Abstract
We analyzed clinical characteristics and surgical results in 44 patients aged 70 years or more with ruptured intracranial aneurysms operated on within 72 hours of hemorrhage. In comparison with a non-aged group of 264 patients aged less than 70 years (126 men and 138 women), the aged group (6 men and 36 women) showed a distinct female preponderance. The most common parent artery of ruptured aneurysm was the internal carotid artery in the aged group, while it was the anterior cerebral artery in the non-aged group. There. was no significant difference in the preoperative clinical grades (Hunt & Kosnik classification) between the two groups.

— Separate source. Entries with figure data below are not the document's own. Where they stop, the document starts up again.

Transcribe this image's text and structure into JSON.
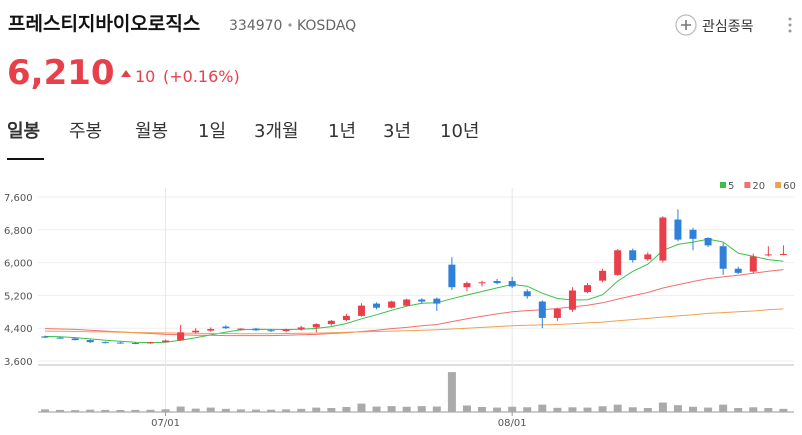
{
  "header": {
    "name": "프레스티지바이오로직스",
    "code": "334970",
    "market": "KOSDAQ",
    "watch_button": "관심종목",
    "price": "6,210",
    "change": "10",
    "change_rate": "(+0.16%)"
  },
  "tabs": [
    "일봉",
    "주봉",
    "월봉",
    "1일",
    "3개월",
    "1년",
    "3년",
    "10년"
  ],
  "chart_data": {
    "type": "candlestick",
    "categories": [
      null,
      null,
      null,
      null,
      null,
      null,
      null,
      null,
      "07/01",
      null,
      null,
      null,
      null,
      null,
      null,
      null,
      null,
      null,
      null,
      null,
      null,
      null,
      null,
      null,
      null,
      null,
      null,
      null,
      null,
      null,
      null,
      "08/01",
      null,
      null,
      null,
      null,
      null,
      null,
      null,
      null,
      null,
      null,
      null,
      null,
      null,
      null,
      null,
      null,
      null,
      null
    ],
    "open": [
      4200,
      4170,
      4150,
      4110,
      4060,
      4050,
      4040,
      4030,
      4060,
      4100,
      4300,
      4340,
      4440,
      4370,
      4390,
      4350,
      4330,
      4370,
      4420,
      4500,
      4600,
      4700,
      5000,
      4900,
      4950,
      5100,
      5120,
      5950,
      5400,
      5500,
      5550,
      5550,
      5300,
      5050,
      4650,
      4850,
      5280,
      5560,
      5700,
      6300,
      6080,
      6050,
      7050,
      6800,
      6600,
      6400,
      5850,
      5780,
      6180,
      6200
    ],
    "high": [
      4220,
      4190,
      4170,
      4130,
      4080,
      4070,
      4060,
      4070,
      4120,
      4480,
      4400,
      4420,
      4470,
      4400,
      4410,
      4380,
      4390,
      4460,
      4520,
      4600,
      4750,
      5010,
      5030,
      5070,
      5120,
      5130,
      5150,
      6130,
      5540,
      5560,
      5600,
      5650,
      5350,
      5080,
      4900,
      5400,
      5500,
      5850,
      6330,
      6340,
      6250,
      7130,
      7300,
      6850,
      6620,
      6480,
      5900,
      6220,
      6400,
      6420
    ],
    "low": [
      4160,
      4140,
      4100,
      4040,
      4030,
      4020,
      4010,
      4020,
      4050,
      4090,
      4270,
      4310,
      4380,
      4340,
      4330,
      4310,
      4300,
      4340,
      4300,
      4460,
      4570,
      4680,
      4860,
      4880,
      4930,
      5000,
      4820,
      5330,
      5300,
      5420,
      5470,
      5380,
      5120,
      4400,
      4580,
      4800,
      5250,
      5520,
      5680,
      6000,
      6040,
      6000,
      6520,
      6300,
      6380,
      5700,
      5720,
      5740,
      6150,
      6180
    ],
    "close": [
      4170,
      4150,
      4110,
      4060,
      4050,
      4040,
      4030,
      4060,
      4100,
      4300,
      4340,
      4380,
      4400,
      4390,
      4350,
      4330,
      4370,
      4420,
      4500,
      4580,
      4700,
      4950,
      4900,
      5050,
      5100,
      5050,
      5000,
      5400,
      5500,
      5520,
      5500,
      5420,
      5180,
      4650,
      4870,
      5320,
      5450,
      5800,
      6300,
      6060,
      6200,
      7100,
      6560,
      6580,
      6420,
      5850,
      5750,
      6150,
      6200,
      6210
    ],
    "up_color": "#e8404a",
    "down_color": "#2f80d8",
    "series": [
      {
        "name": "5",
        "color": "#3cc04a",
        "values": [
          4200,
          4190,
          4170,
          4140,
          4108,
          4082,
          4058,
          4048,
          4056,
          4106,
          4166,
          4236,
          4304,
          4362,
          4372,
          4370,
          4368,
          4372,
          4394,
          4440,
          4514,
          4630,
          4726,
          4836,
          4940,
          5010,
          5020,
          5120,
          5210,
          5294,
          5384,
          5468,
          5424,
          5254,
          5124,
          5088,
          5094,
          5218,
          5548,
          5786,
          5962,
          6292,
          6444,
          6500,
          6572,
          6502,
          6232,
          6150,
          6074,
          6032
        ]
      },
      {
        "name": "20",
        "color": "#f07070",
        "values": [
          4390,
          4380,
          4370,
          4350,
          4330,
          4310,
          4290,
          4270,
          4250,
          4240,
          4230,
          4230,
          4220,
          4220,
          4220,
          4220,
          4230,
          4240,
          4250,
          4270,
          4290,
          4320,
          4350,
          4390,
          4420,
          4460,
          4490,
          4560,
          4630,
          4690,
          4750,
          4800,
          4830,
          4850,
          4880,
          4920,
          4960,
          5020,
          5110,
          5190,
          5270,
          5380,
          5460,
          5540,
          5610,
          5650,
          5690,
          5740,
          5790,
          5830
        ]
      },
      {
        "name": "60",
        "color": "#f0a050",
        "values": [
          4330,
          4325,
          4320,
          4315,
          4310,
          4300,
          4295,
          4290,
          4285,
          4280,
          4275,
          4270,
          4270,
          4265,
          4265,
          4265,
          4270,
          4275,
          4280,
          4290,
          4300,
          4310,
          4320,
          4330,
          4340,
          4350,
          4360,
          4380,
          4400,
          4420,
          4440,
          4460,
          4470,
          4480,
          4490,
          4510,
          4530,
          4550,
          4580,
          4610,
          4640,
          4670,
          4700,
          4730,
          4760,
          4780,
          4800,
          4820,
          4850,
          4870
        ]
      }
    ],
    "volume": [
      250000,
      200000,
      180000,
      220000,
      200000,
      190000,
      200000,
      210000,
      260000,
      520000,
      320000,
      420000,
      300000,
      250000,
      230000,
      220000,
      250000,
      300000,
      420000,
      380000,
      480000,
      800000,
      520000,
      560000,
      500000,
      560000,
      520000,
      3800000,
      620000,
      480000,
      420000,
      500000,
      450000,
      700000,
      400000,
      450000,
      420000,
      550000,
      700000,
      450000,
      380000,
      900000,
      650000,
      500000,
      420000,
      700000,
      380000,
      450000,
      380000,
      300000
    ],
    "volume_color": "#aaaaaa",
    "volume_ylim": [
      0,
      4000000
    ],
    "ylim": [
      3600,
      7600
    ],
    "yticks": [
      {
        "value": 3600,
        "label": "3,600"
      },
      {
        "value": 4400,
        "label": "4,400"
      },
      {
        "value": 5200,
        "label": "5,200"
      },
      {
        "value": 6000,
        "label": "6,000"
      },
      {
        "value": 6800,
        "label": "6,800"
      },
      {
        "value": 7600,
        "label": "7,600"
      }
    ],
    "grid": true
  }
}
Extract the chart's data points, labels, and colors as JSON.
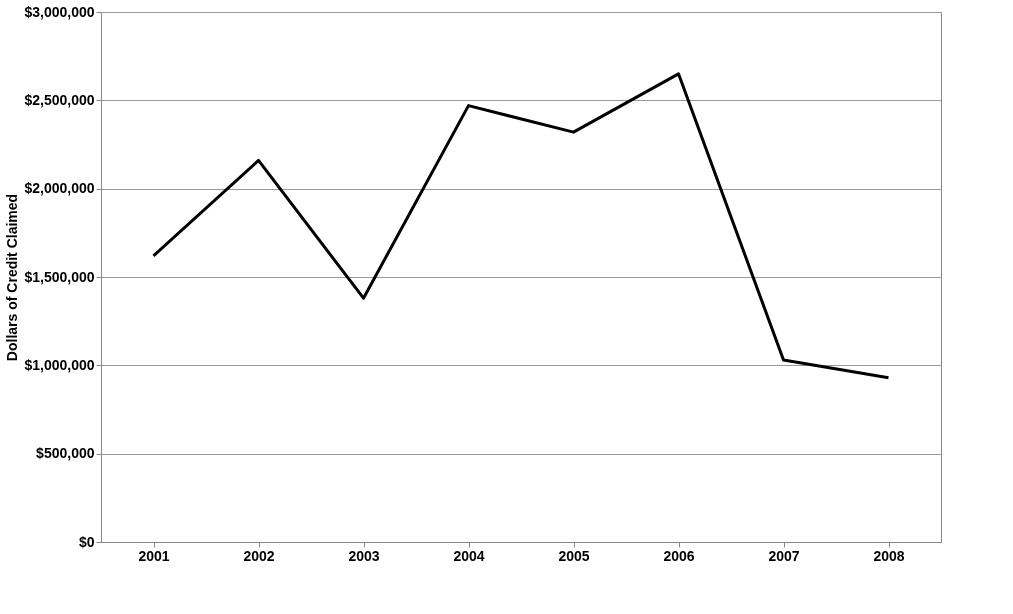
{
  "chart_data": {
    "type": "line",
    "ylabel": "Dollars of Credit Claimed",
    "categories": [
      "2001",
      "2002",
      "2003",
      "2004",
      "2005",
      "2006",
      "2007",
      "2008"
    ],
    "series": [
      {
        "color": "#000000",
        "values": [
          1620000,
          2160000,
          1380000,
          2470000,
          2320000,
          2650000,
          1030000,
          930000
        ]
      }
    ],
    "ylim": [
      0,
      3000000
    ],
    "yticks": [
      {
        "value": 0,
        "label": "$0"
      },
      {
        "value": 500000,
        "label": "$500,000"
      },
      {
        "value": 1000000,
        "label": "$1,000,000"
      },
      {
        "value": 1500000,
        "label": "$1,500,000"
      },
      {
        "value": 2000000,
        "label": "$2,000,000"
      },
      {
        "value": 2500000,
        "label": "$2,500,000"
      },
      {
        "value": 3000000,
        "label": "$3,000,000"
      }
    ],
    "grid": "y",
    "marker": "none",
    "line_style": "solid"
  }
}
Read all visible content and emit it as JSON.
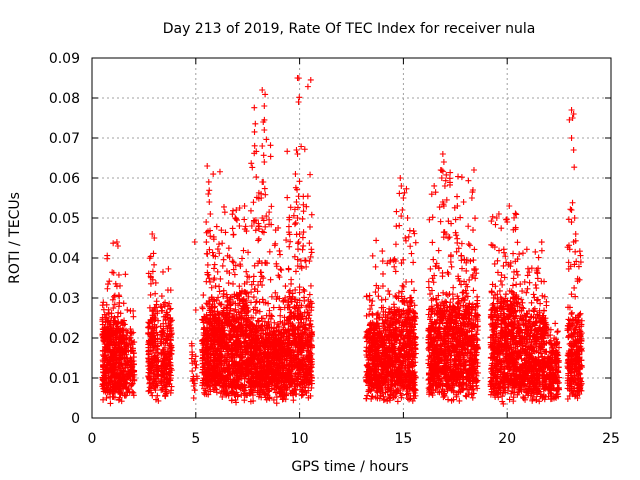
{
  "chart_data": {
    "type": "scatter",
    "title": "Day 213 of 2019, Rate Of TEC Index for receiver nula",
    "xlabel": "GPS time / hours",
    "ylabel": "ROTI / TECUs",
    "xlim": [
      0,
      25
    ],
    "ylim": [
      0,
      0.09
    ],
    "x_ticks": [
      "0",
      "5",
      "10",
      "15",
      "20",
      "25"
    ],
    "y_ticks": [
      "0",
      "0.01",
      "0.02",
      "0.03",
      "0.04",
      "0.05",
      "0.06",
      "0.07",
      "0.08",
      "0.09"
    ],
    "grid": true,
    "marker": "+",
    "color": "#ff0000",
    "clusters": [
      {
        "x_start": 0.5,
        "x_end": 1.6,
        "y_min": 0.002,
        "y_core": 0.025,
        "y_max": 0.044,
        "density": 520
      },
      {
        "x_start": 1.6,
        "x_end": 2.05,
        "y_min": 0.002,
        "y_core": 0.02,
        "y_max": 0.037,
        "density": 120
      },
      {
        "x_start": 2.7,
        "x_end": 3.2,
        "y_min": 0.002,
        "y_core": 0.028,
        "y_max": 0.046,
        "density": 200
      },
      {
        "x_start": 3.3,
        "x_end": 3.85,
        "y_min": 0.003,
        "y_core": 0.026,
        "y_max": 0.038,
        "density": 200
      },
      {
        "x_start": 4.8,
        "x_end": 5.1,
        "y_min": 0.003,
        "y_core": 0.012,
        "y_max": 0.044,
        "density": 20
      },
      {
        "x_start": 5.3,
        "x_end": 6.3,
        "y_min": 0.003,
        "y_core": 0.028,
        "y_max": 0.063,
        "density": 520
      },
      {
        "x_start": 6.3,
        "x_end": 7.55,
        "y_min": 0.002,
        "y_core": 0.03,
        "y_max": 0.053,
        "density": 620
      },
      {
        "x_start": 7.55,
        "x_end": 8.65,
        "y_min": 0.002,
        "y_core": 0.025,
        "y_max": 0.082,
        "density": 560
      },
      {
        "x_start": 8.65,
        "x_end": 9.4,
        "y_min": 0.002,
        "y_core": 0.022,
        "y_max": 0.05,
        "density": 360
      },
      {
        "x_start": 9.4,
        "x_end": 10.6,
        "y_min": 0.002,
        "y_core": 0.03,
        "y_max": 0.085,
        "density": 560
      },
      {
        "x_start": 13.2,
        "x_end": 14.3,
        "y_min": 0.002,
        "y_core": 0.025,
        "y_max": 0.045,
        "density": 520
      },
      {
        "x_start": 14.3,
        "x_end": 15.6,
        "y_min": 0.002,
        "y_core": 0.03,
        "y_max": 0.06,
        "density": 620
      },
      {
        "x_start": 16.2,
        "x_end": 17.3,
        "y_min": 0.003,
        "y_core": 0.03,
        "y_max": 0.066,
        "density": 560
      },
      {
        "x_start": 17.3,
        "x_end": 18.6,
        "y_min": 0.002,
        "y_core": 0.03,
        "y_max": 0.062,
        "density": 600
      },
      {
        "x_start": 19.2,
        "x_end": 20.5,
        "y_min": 0.002,
        "y_core": 0.032,
        "y_max": 0.053,
        "density": 640
      },
      {
        "x_start": 20.5,
        "x_end": 21.9,
        "y_min": 0.002,
        "y_core": 0.028,
        "y_max": 0.045,
        "density": 600
      },
      {
        "x_start": 21.9,
        "x_end": 22.5,
        "y_min": 0.002,
        "y_core": 0.018,
        "y_max": 0.026,
        "density": 180
      },
      {
        "x_start": 22.9,
        "x_end": 23.6,
        "y_min": 0.002,
        "y_core": 0.025,
        "y_max": 0.077,
        "density": 300
      }
    ],
    "outliers": [
      [
        8.2,
        0.082
      ],
      [
        8.3,
        0.078
      ],
      [
        8.25,
        0.074
      ],
      [
        8.3,
        0.072
      ],
      [
        8.2,
        0.068
      ],
      [
        8.3,
        0.064
      ],
      [
        8.25,
        0.059
      ],
      [
        8.2,
        0.059
      ],
      [
        8.15,
        0.055
      ],
      [
        7.8,
        0.049
      ],
      [
        7.7,
        0.048
      ],
      [
        8.2,
        0.05
      ],
      [
        9.9,
        0.085
      ],
      [
        9.95,
        0.079
      ],
      [
        9.85,
        0.067
      ],
      [
        9.9,
        0.066
      ],
      [
        9.8,
        0.061
      ],
      [
        9.85,
        0.054
      ],
      [
        9.9,
        0.05
      ],
      [
        10.0,
        0.046
      ],
      [
        9.95,
        0.044
      ],
      [
        5.55,
        0.063
      ],
      [
        5.6,
        0.056
      ],
      [
        5.65,
        0.054
      ],
      [
        5.7,
        0.051
      ],
      [
        5.5,
        0.049
      ],
      [
        23.1,
        0.077
      ],
      [
        23.2,
        0.076
      ],
      [
        23.15,
        0.075
      ],
      [
        23.1,
        0.07
      ],
      [
        23.2,
        0.067
      ],
      [
        23.1,
        0.052
      ],
      [
        23.25,
        0.05
      ],
      [
        23.3,
        0.046
      ],
      [
        23.2,
        0.044
      ],
      [
        16.9,
        0.066
      ],
      [
        16.95,
        0.064
      ],
      [
        16.8,
        0.062
      ],
      [
        16.85,
        0.06
      ],
      [
        17.0,
        0.058
      ],
      [
        16.9,
        0.054
      ],
      [
        16.95,
        0.053
      ],
      [
        18.4,
        0.062
      ],
      [
        18.35,
        0.057
      ],
      [
        18.3,
        0.055
      ],
      [
        17.9,
        0.054
      ],
      [
        17.6,
        0.053
      ],
      [
        14.85,
        0.06
      ],
      [
        14.9,
        0.058
      ],
      [
        15.0,
        0.055
      ],
      [
        14.95,
        0.052
      ],
      [
        15.2,
        0.05
      ],
      [
        20.1,
        0.053
      ],
      [
        19.6,
        0.051
      ],
      [
        19.5,
        0.05
      ],
      [
        20.0,
        0.049
      ],
      [
        1.2,
        0.044
      ],
      [
        1.25,
        0.043
      ],
      [
        2.9,
        0.046
      ],
      [
        3.0,
        0.045
      ],
      [
        7.35,
        0.053
      ],
      [
        6.9,
        0.05
      ],
      [
        6.95,
        0.052
      ],
      [
        7.1,
        0.048
      ],
      [
        4.9,
        0.008
      ],
      [
        4.95,
        0.007
      ],
      [
        4.9,
        0.005
      ],
      [
        5.0,
        0.027
      ],
      [
        4.95,
        0.044
      ]
    ]
  }
}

Although delayed ischemic neurological deficit (DIND) appeared in both groups at almost the same frequencies, 32% and 34% for the aged and non-aged group, respectively, the incidence of permanent DIND was higher in the aged group (50%) than in the non-aged group (36%). The comparative studies on surgical results in each clinical grade revealed that outcomes of Grade IV patients were extremely poorer in the aged group (92% poor outcome) than those in the non-aged group (58% poor outcome, p=0.02). Although Grade III patients in the aged group also showed poorer outcomes, it did not reach statistical significance. Overall outcomes in a subgroup of patients aged 70-74 were almost the same as those in the non-aged group. Thus indications for early aneurysm surgery in aged patients, when their ages are under 75 and clinical grades below G III, are determined with the same standards as in non-aged patients. Among the factors accounting for poor outcome of each patient, the incidence of primary brain damage was higher in the aged group (53%) than that in the non-aged group (43%). These results indicate that the major cause of poor outcomes of aged patients is a poor recovery from brain damage due to either primary hemorrhage or symptomatic vasospasm.